The gospel of Matthew can seem ordinary compared with the other three. Each of the others seems more exotic in some way, more unusual. Luke, represented by the ox, gives us more of the compassion of Jesus, more about women, and great parables not recorded elsewhere. John, represented by the eagle, soars to mystical heights and theological depths. Mark, represented by the lion, is more existentialist, surreal in parts, focused on secrets and suffering.
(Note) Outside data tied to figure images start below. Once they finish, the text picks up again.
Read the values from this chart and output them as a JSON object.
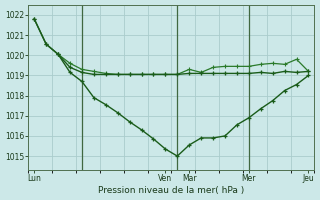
{
  "bg_color": "#cce8e8",
  "grid_color": "#aacccc",
  "line_dark": "#1a5c1a",
  "line_mid": "#2a7a2a",
  "xlabel": "Pression niveau de la mer( hPa )",
  "ylim": [
    1014.3,
    1022.5
  ],
  "yticks": [
    1015,
    1016,
    1017,
    1018,
    1019,
    1020,
    1021,
    1022
  ],
  "num_points": 24,
  "vlines": [
    4,
    12,
    18
  ],
  "s1_x": [
    0,
    1,
    2,
    3,
    4,
    5,
    6,
    7,
    8,
    9,
    10,
    11,
    12,
    13,
    14,
    15,
    16,
    17,
    18,
    19,
    20,
    21,
    22,
    23
  ],
  "s1_y": [
    1021.8,
    1020.55,
    1020.05,
    1019.4,
    1019.15,
    1019.05,
    1019.05,
    1019.05,
    1019.05,
    1019.05,
    1019.05,
    1019.05,
    1019.05,
    1019.1,
    1019.1,
    1019.1,
    1019.1,
    1019.1,
    1019.1,
    1019.15,
    1019.1,
    1019.2,
    1019.15,
    1019.2
  ],
  "s2_x": [
    0,
    1,
    2,
    3,
    4,
    5,
    6,
    7,
    8,
    9,
    10,
    11,
    12,
    13,
    14,
    15,
    16,
    17,
    18,
    19,
    20,
    21,
    22,
    23
  ],
  "s2_y": [
    1021.8,
    1020.55,
    1020.05,
    1019.15,
    1018.7,
    1017.9,
    1017.55,
    1017.15,
    1016.7,
    1016.3,
    1015.85,
    1015.35,
    1015.0,
    1015.55,
    1015.9,
    1015.9,
    1016.0,
    1016.55,
    1016.9,
    1017.35,
    1017.75,
    1018.25,
    1018.55,
    1019.0
  ],
  "s3_x": [
    2,
    3,
    4,
    5,
    6,
    7,
    8,
    9,
    10,
    11,
    12,
    13,
    14,
    15,
    16,
    17,
    18,
    19,
    20,
    21,
    22,
    23
  ],
  "s3_y": [
    1020.05,
    1019.6,
    1019.3,
    1019.2,
    1019.1,
    1019.05,
    1019.05,
    1019.05,
    1019.05,
    1019.05,
    1019.05,
    1019.3,
    1019.15,
    1019.4,
    1019.45,
    1019.45,
    1019.45,
    1019.55,
    1019.6,
    1019.55,
    1019.8,
    1019.2
  ]
}
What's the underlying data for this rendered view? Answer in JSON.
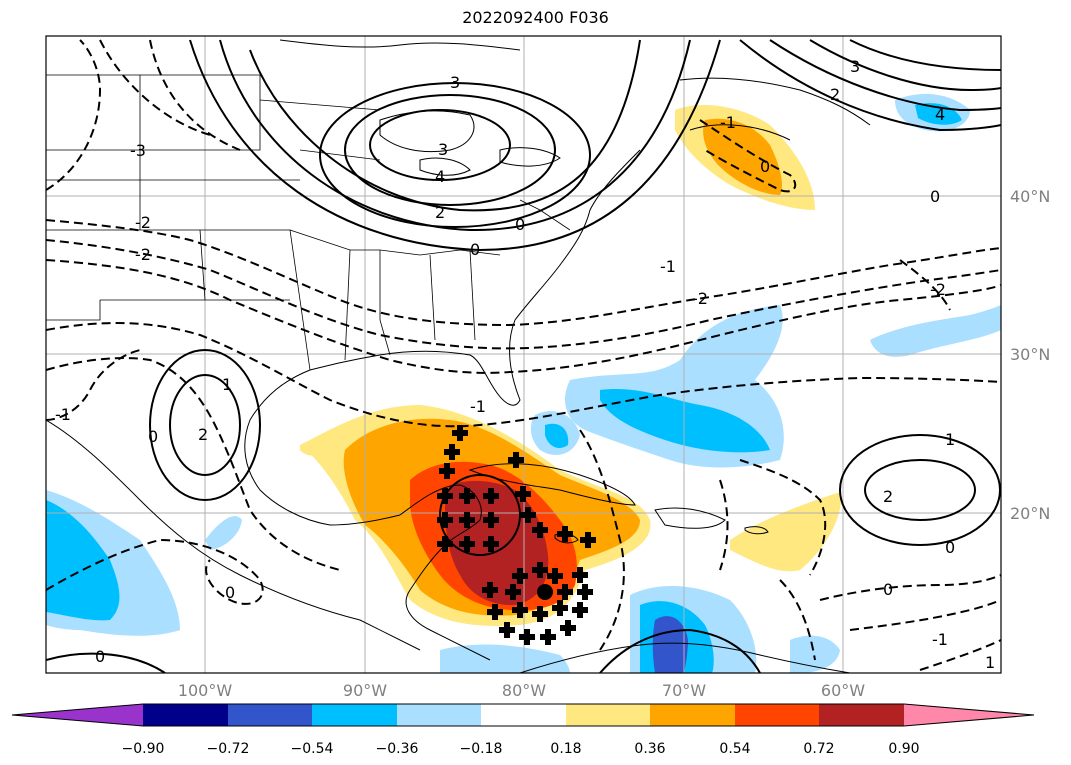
{
  "title": "2022092400 F036",
  "lat_labels": [
    "40°N",
    "30°N",
    "20°N"
  ],
  "lon_labels": [
    "100°W",
    "90°W",
    "80°W",
    "70°W",
    "60°W"
  ],
  "colorbar": {
    "colors": [
      "#9933cc",
      "#00008b",
      "#3355cc",
      "#00bfff",
      "#aadfff",
      "#ffffff",
      "#ffe880",
      "#ffa500",
      "#ff4500",
      "#b22222",
      "#ff88aa"
    ],
    "tick_labels": [
      "−0.90",
      "−0.72",
      "−0.54",
      "−0.36",
      "−0.18",
      "0.18",
      "0.36",
      "0.54",
      "0.72",
      "0.90"
    ]
  },
  "contour_labels": [
    "3",
    "3",
    "4",
    "2",
    "0",
    "0",
    "-1",
    "-2",
    "-3",
    "-2",
    "-2",
    "1",
    "2",
    "0",
    "-1",
    "0",
    "1",
    "2",
    "0",
    "0",
    "-1",
    "1",
    "-1",
    "4",
    "3",
    "2",
    "-1",
    "-2",
    "0",
    "0",
    "0"
  ]
}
But Matthew is represented by the human being and is more ordinary. It is concerned with keeping things going and with holding things together. In this it is more social, perhaps even more 'churchy'. It is concerned with tradition and community, ways in which things will be held together. It gives us more of the history of things, the time before Jesus in his genealogy and it speaks of the time after Jesus, with the sending of the disciples. It speaks of continuity in the fulfillment of Old Testament promises. It stresses the abiding presence of Jesus in the community of his disciples: where two or three are gathered in his name, behold I am with you always, and the figure of Peter with his particular responsibility in the church is a confirmation of the continuing help of the Lord.

Matthew is more ordinary, more human, then, than the other gospels. The call of Matthew is encouraging as the conversions of Paul and Peter, of Augustine and Teresa of Avila, are encouraging. Grace is not powerless before sin because where sin abounds, grace abounds all the more. But neither is grace powerless before the ordinary, routine, perhaps mediocre, turning of our days.

Christ came to call sinners, not those who are well. And he came to call ordinary and mediocre sinners not just the dramatically apostate, the desperately corrupt, the cruel and the callous. He came for those whose sins are mainly cowardice and weakness. Likewise he came not just for those tuned in to the mysticism of John or the existentialism of Mark or the dramatic emotional power of Luke. He came also for those who feel more secure in Matthew's world, a world of law and tradition, of social organisation and custom, of continuity and reliability.